Il est précisément 12h07 quand Jean-Sébastien Soldaïni prend la parole. C'est le premier aperçu en direct de ce qui est en train de se passer près de Charlie Hebdo. Le reporter est alors, sans le savoir, tout près du corps d'Ahmed Merabet, le policier tué au cours de l'attaque. Dans la foulée, la rédaction d'Europe 1 passe en édition spéciale. Jean-Sébastien Soldaïni passe l'après-midi devant les locaux de Charlie Hebdo. Locaux qu'il est encore aujourd'hui impossible d'approcher.

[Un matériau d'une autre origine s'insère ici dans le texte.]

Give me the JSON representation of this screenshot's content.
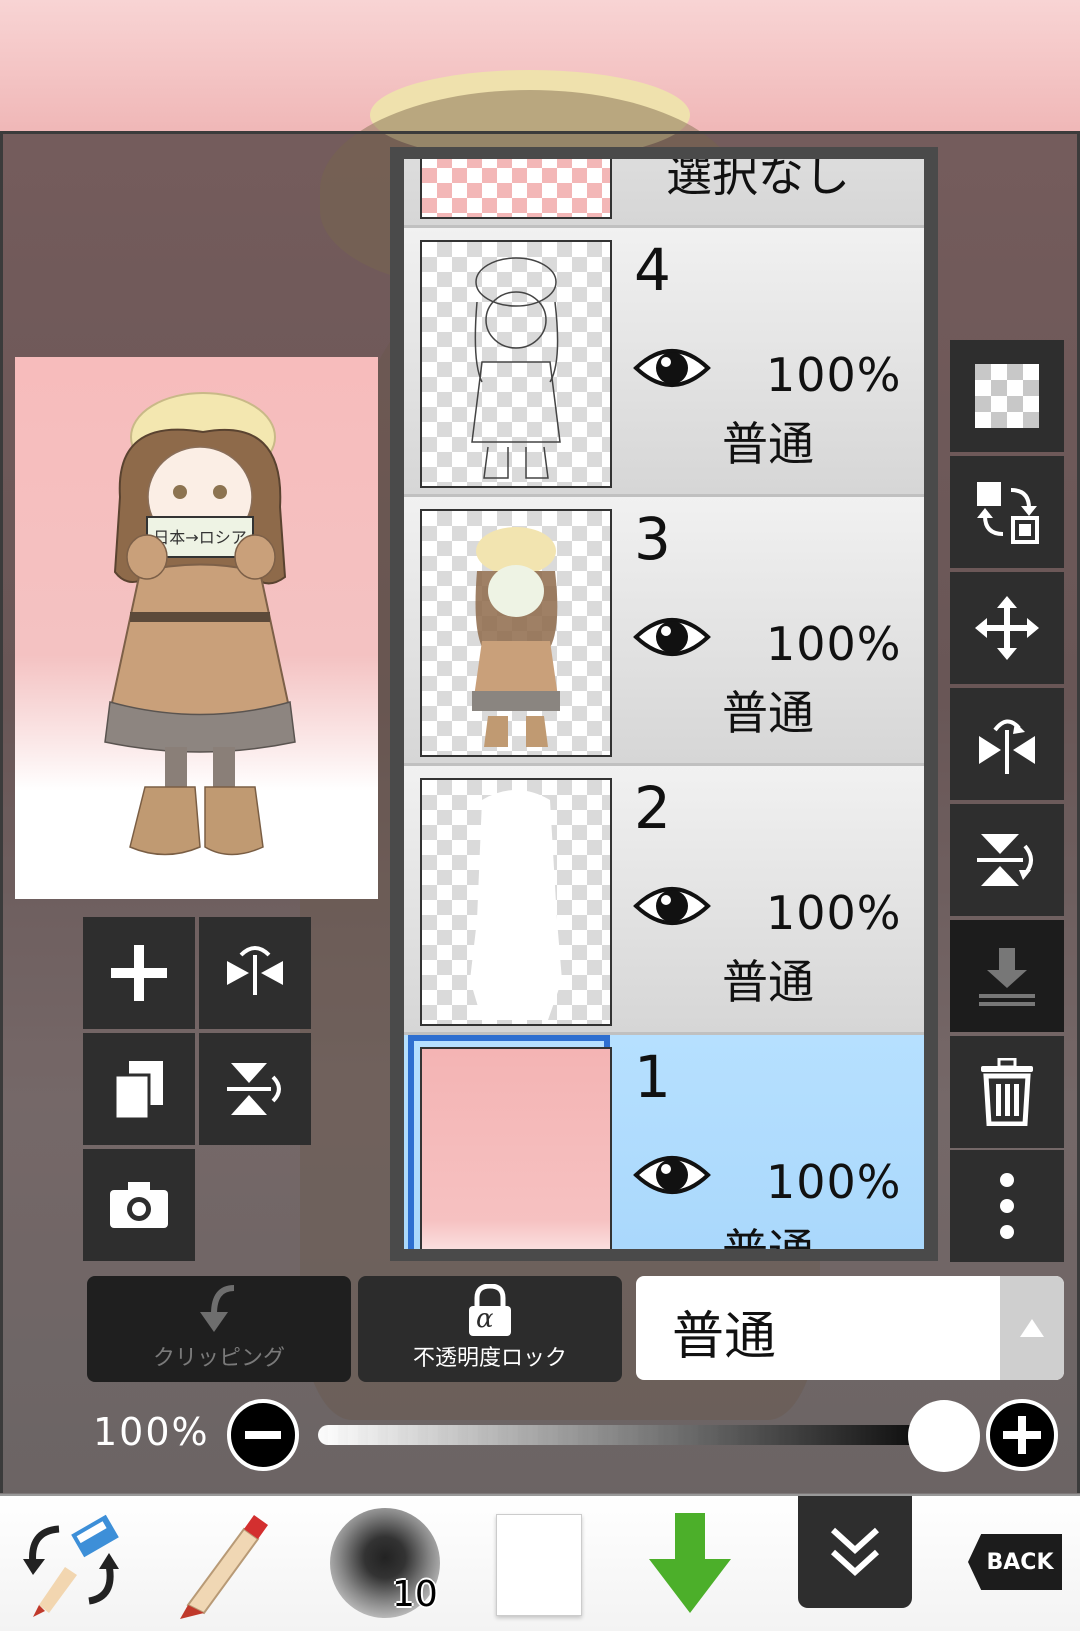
{
  "colors": {
    "panel_bg": "#2e2e2e",
    "selected_layer": "#a7d6fb",
    "selection_border": "#2e6fd0",
    "arrow_green": "#4caf2a"
  },
  "layer_panel": {
    "top_partial_label": "選択なし",
    "layers": [
      {
        "number": "4",
        "opacity": "100%",
        "blend": "普通",
        "visible": true,
        "selected": false
      },
      {
        "number": "3",
        "opacity": "100%",
        "blend": "普通",
        "visible": true,
        "selected": false
      },
      {
        "number": "2",
        "opacity": "100%",
        "blend": "普通",
        "visible": true,
        "selected": false
      },
      {
        "number": "1",
        "opacity": "100%",
        "blend": "普通",
        "visible": true,
        "selected": true
      }
    ]
  },
  "left_tools": [
    "add-layer-icon",
    "flip-horizontal-icon",
    "copy-layer-icon",
    "flip-vertical-icon",
    "camera-icon"
  ],
  "right_tools": [
    "transparent-fill-icon",
    "swap-layer-icon",
    "move-icon",
    "flip-horizontal-icon",
    "flip-vertical-icon",
    "merge-down-icon",
    "trash-icon",
    "more-vert-icon"
  ],
  "controls": {
    "clipping_label": "クリッピング",
    "opacity_lock_label": "不透明度ロック",
    "lock_symbol": "α",
    "blend_mode": "普通",
    "opacity_value": "100%",
    "opacity_fraction": 1.0
  },
  "toolbar": {
    "brush_size": "10",
    "back_label": "BACK",
    "preview_sign": "日本→ロシア"
  }
}
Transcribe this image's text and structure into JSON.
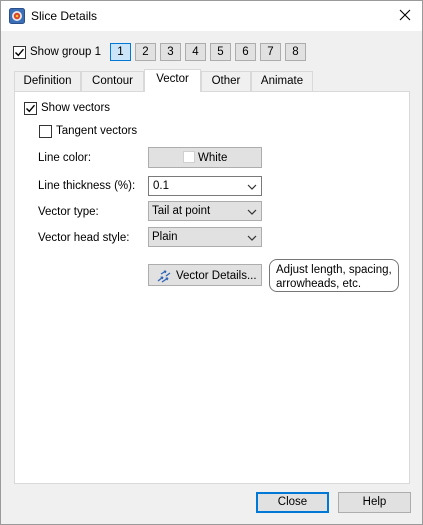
{
  "window": {
    "title": "Slice Details",
    "icon": "tecplot-slice-icon",
    "close_icon": "close-icon"
  },
  "show_group": {
    "label": "Show group 1",
    "checked": true,
    "groups": [
      "1",
      "2",
      "3",
      "4",
      "5",
      "6",
      "7",
      "8"
    ],
    "active_group": "1"
  },
  "tabs": [
    {
      "label": "Definition",
      "selected": false
    },
    {
      "label": "Contour",
      "selected": false
    },
    {
      "label": "Vector",
      "selected": true
    },
    {
      "label": "Other",
      "selected": false
    },
    {
      "label": "Animate",
      "selected": false
    }
  ],
  "vector": {
    "show_vectors": {
      "label": "Show vectors",
      "checked": true
    },
    "tangent_vectors": {
      "label": "Tangent vectors",
      "checked": false
    },
    "line_color": {
      "label": "Line color:",
      "value": "White",
      "swatch": "#ffffff"
    },
    "line_thickness": {
      "label": "Line thickness (%):",
      "value": "0.1"
    },
    "vector_type": {
      "label": "Vector type:",
      "value": "Tail at point"
    },
    "head_style": {
      "label": "Vector head style:",
      "value": "Plain"
    },
    "details_button": {
      "label": "Vector Details...",
      "icon": "vector-field-icon"
    },
    "details_hint": [
      "Adjust length, spacing,",
      "arrowheads, etc."
    ]
  },
  "footer": {
    "close_label": "Close",
    "help_label": "Help"
  }
}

"L'immeuble est entouré des barrières. Placé sous scellés depuis le 7 janvier. Avec à l'intérieur encore toutes les archives du journal. Aujourd'hui, l'hebdo est toujours hébergé dans les locaux de Libération. Hebdo qui était au bord du dépôt de bilan avant ces attentats, mais qui après la mobilisation populaire est désormais sauvé financièrement. Le premier numéro publié après les attentats s'est vendu à 8 millions d'exemplaire.

Le nombre des abonnements a été multiplié par 10. La rédaction serait à la tête d'un capital avoisinant les 10 millions d'euros. Capital qui fait débat chez les journalistes de Charlie. Certains souhaitent que chaque salarié présent avant les attentats puisse devenir actionnaire. En fait, ils ne veulent pas que les patrons empochent le pactole comme ça avait été le cas après les ventes exceptionnelles de 2006, après la polémique des caricatures de Mahomet."

La direction du journal a décidé que Charlie Hebdo allait devenir une entreprise solidaire de presse. Un statut qui impose de réinvestir au moins 70 % des bénéfices et qui oblige les actionnaires à être des collaborateurs du journal.